Architecture-centric Co-design
Co-design with applications and algorithms largely predetermined using a clean sheet approach to the hardware/system architecture development. Given our portfolio of legacy application codes, our architecture-centric approach pursues clean-sheet development of revolutionary hardware and system architectures including associated system software, which is required to bridge to the DOE application code base. This strategy will support efforts such as the development of modules of chains of stacked DRAM to increase capacity and resilience of the memory system on what may be a single tier of main memory [14] . A research and development investment in this type of capability will have synergy with a large base of legacy scientific and engineering applications that exist within DOE and in a broad range of commercial and industry sectors. The DOE ECI provides both the funding and the longer time frame to pursue this strategy that maps to architecture-centric co-design with a requirement to "bridge" to the ASC portfolio of legacy applications. To create a foundation for ECI, the DOE has funded Industry-led architectural research and development efforts since 2012 [15] . Under ECI, this architecture-centric strategy compliments the application-centric strategy by focusing a new set of research and development efforts with the U.S. computer industry to reduce the workload and effort that will be required of DOE application and algorithm developers.
CONCLUSIONS
Application-centric and architecture-centric co-design strategies, while distinct are not independent. A fundamental principle of co-design is that the multi-disciplinary process requires design space exploration with multiple iterations. While these distinct co-design strategies start with different assumptions, progress in each approach can inform the other. For example, applicationcentric co-design while focused on rewriting applications, can also inform hardware and system architecture design alternatives. Conversely, architecture-centric co-design can also inform changes to application and system software that help bridge to the DOE application portfolio.
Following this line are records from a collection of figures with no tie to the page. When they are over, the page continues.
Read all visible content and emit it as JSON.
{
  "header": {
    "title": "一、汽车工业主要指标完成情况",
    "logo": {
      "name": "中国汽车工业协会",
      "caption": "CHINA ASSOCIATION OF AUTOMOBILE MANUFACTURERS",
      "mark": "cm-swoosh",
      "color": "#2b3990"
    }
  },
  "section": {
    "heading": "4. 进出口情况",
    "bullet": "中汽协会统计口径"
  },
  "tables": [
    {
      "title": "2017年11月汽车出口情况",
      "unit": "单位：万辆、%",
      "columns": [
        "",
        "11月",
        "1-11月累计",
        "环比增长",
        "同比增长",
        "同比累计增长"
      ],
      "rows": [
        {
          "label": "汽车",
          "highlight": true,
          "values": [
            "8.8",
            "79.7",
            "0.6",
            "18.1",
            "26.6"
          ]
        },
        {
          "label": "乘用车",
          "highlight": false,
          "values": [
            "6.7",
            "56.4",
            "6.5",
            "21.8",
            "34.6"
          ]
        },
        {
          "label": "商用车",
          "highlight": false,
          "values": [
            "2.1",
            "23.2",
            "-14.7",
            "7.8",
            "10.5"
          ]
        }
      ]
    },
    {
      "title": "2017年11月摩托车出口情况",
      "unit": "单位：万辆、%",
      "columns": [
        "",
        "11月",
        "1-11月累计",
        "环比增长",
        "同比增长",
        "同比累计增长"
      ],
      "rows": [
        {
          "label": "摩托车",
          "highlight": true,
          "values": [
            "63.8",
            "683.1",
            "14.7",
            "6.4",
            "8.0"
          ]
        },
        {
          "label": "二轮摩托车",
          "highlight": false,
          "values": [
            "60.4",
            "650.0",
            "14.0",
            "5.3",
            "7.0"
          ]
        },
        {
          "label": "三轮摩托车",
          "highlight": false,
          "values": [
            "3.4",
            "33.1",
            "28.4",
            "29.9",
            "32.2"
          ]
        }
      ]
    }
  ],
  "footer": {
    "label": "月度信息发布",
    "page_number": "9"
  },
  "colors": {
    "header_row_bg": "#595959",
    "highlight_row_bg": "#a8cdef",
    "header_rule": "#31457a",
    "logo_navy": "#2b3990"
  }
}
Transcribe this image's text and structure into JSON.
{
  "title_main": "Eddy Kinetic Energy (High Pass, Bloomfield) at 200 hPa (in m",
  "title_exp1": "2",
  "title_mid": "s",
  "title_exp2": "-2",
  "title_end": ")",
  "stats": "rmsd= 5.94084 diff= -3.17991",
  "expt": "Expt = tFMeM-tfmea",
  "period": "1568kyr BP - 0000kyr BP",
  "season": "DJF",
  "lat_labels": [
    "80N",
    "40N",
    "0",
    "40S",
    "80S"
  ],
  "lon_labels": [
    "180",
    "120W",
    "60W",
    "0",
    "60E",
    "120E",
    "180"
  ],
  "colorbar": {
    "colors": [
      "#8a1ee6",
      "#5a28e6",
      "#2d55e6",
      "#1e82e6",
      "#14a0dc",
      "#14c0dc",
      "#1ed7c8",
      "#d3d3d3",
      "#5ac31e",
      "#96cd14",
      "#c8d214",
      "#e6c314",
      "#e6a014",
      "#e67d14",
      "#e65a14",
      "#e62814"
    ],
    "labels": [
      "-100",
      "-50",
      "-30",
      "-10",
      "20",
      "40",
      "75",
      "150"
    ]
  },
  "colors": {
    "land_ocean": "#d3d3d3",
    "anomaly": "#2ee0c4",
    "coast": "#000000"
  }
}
Our strategy of creating supercomputers from the integration of commodity computing components may still be valid, but we need to see if and how we can influence future commodity computing components. The forthcoming ECI provides the DOE with the opportunity to extend the strategy of integrating commodity components into future supercomputers. But the last decade of limited MPP performance efficiency has demonstrated that current commodity component technology roadmaps will be unable to support future DOE HPC requirements and constraints. Co-design is required for future COTS computing components to be useful to HPC.